Scientific classification
- Kingdom: Animalia
- Phylum: Arthropoda
- Clade: Pancrustacea
- Class: Malacostraca
- Order: Decapoda
- Suborder: Pleocyemata
- Infraorder: Anomura
- Family: Lithodidae
- Genus: Paralomis
- Species: P. aspera
- Binomial name: Paralomis aspera Faxon, 1893
- Synonyms: Leptolithodes asper

= Paralomis aspera =

- Authority: Faxon, 1893
- Synonyms: Leptolithodes asper

Species of crab

Paralomis aspera is a species of king crab.

== Description ==
Paralomis aspera has a pentagonal carapace which is as wide as it is long – the female holotype's measuring 113 mm long and 113 mm wide. Its rostrum is short (Note: 9 mm (0.35 in) in the female holotype) and comprises three spines, and the gastric, cardiac, and branchial regions of the carapace are prominent and well-defined. Both the carapace and abdomen are thickly covered with tubercles, each of which are surrounded by a ring of setae.

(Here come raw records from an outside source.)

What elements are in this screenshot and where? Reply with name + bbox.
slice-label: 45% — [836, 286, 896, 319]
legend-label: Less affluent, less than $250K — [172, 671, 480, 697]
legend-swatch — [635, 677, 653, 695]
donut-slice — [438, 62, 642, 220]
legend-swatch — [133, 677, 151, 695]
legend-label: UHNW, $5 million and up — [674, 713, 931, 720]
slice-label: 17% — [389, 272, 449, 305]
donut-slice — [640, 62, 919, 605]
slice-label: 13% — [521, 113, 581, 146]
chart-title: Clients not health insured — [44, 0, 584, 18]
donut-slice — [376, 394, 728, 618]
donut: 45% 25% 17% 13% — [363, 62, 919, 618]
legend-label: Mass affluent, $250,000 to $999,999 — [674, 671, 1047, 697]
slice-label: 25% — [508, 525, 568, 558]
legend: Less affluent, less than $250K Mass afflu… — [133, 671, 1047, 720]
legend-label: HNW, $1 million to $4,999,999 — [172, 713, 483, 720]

Its chelipeds are densely spinose, and the right is more robust than the left. Its walking legs – long and robust, the rearmost pair measuring 255 mm in the female holotype – are similarly spinose.

== Distribution ==
Paralomis aspera has been found off Colombia and Peru at depths ranging from 560-1270 m.

== Taxonomy ==
Paralomis aspera was described in 1893 by American carcinologist Walter Faxon.